Truffaut avait choisi Aznavour parce qu’il l’avait aimé dans le film de Georges Franju La Tête contre les murs (1959), le premier rôle important du jeune chanteur aux côtés de Jean-Pierre Mocky. Aznavour y interprétait un malade épileptique sensible et doux, qui échouait à s’échapper d’un asile psychiatrique au règlement inhumain. La même année, Mocky parvenait à monter son premier film en tant que réalisateur et engageait Aznavour pour jouer un dragueur timide, comparse de Jacques Charrier, dans Les Dragueurs.

La timidité, la fragilité, la séduction… c’est tout cela qui a séduit Truffaut chez Aznavour, au point d’en faire son double cinématographique dans Tirez sur le pianiste.
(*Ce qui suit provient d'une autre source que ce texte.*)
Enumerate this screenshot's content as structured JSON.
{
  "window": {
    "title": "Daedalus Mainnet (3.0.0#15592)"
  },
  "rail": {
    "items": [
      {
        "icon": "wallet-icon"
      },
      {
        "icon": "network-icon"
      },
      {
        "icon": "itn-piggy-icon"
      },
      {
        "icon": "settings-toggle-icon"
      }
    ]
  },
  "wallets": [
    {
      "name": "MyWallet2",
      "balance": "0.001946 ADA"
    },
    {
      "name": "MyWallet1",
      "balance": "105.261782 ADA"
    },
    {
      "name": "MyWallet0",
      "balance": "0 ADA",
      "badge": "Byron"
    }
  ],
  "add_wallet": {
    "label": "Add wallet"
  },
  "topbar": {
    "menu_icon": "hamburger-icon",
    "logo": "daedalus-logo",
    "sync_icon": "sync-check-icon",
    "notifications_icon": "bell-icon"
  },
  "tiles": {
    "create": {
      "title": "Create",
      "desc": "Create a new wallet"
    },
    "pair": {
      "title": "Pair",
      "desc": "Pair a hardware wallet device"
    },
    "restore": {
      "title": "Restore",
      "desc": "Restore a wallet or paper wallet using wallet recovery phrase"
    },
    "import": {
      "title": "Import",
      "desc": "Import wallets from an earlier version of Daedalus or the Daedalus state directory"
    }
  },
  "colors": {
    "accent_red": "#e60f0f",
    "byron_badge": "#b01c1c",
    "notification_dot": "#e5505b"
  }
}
Il existe même une certaine ressemblance physique entre les deux hommes. Ils sont de petite taille, angoissés, fébriles, mais aussi élégants et d’une volonté sans limite. Le réalisateur et le chanteur s’apprécient et ont très vite envie de travailler ensemble.

La Tête contre les murs, Les Dragueurs, Tirez sur le pianiste. Charles Aznavour aura donc trouvé ses meilleurs rôles au tout début des années 60, avec des cinéastes débutants. Le reste de sa carrière, avec le succès phénoménal de ses tournées à travers le monde, laissera moins de place au cinéma d’auteur. La plupart du temps, Aznavour se contentera d’apparitions dans des productions commerciales parfois improbables. Une exception : Les fantômes du chapelier de Claude Chabrol en 1982, d’après un roman de Simenon. Aznavour y est excellent dans la peau d’un tailleur d’origine arménienne dans une petite ville de province, confident terrifié d’un tueur de femmes interprété par Michel Serrault.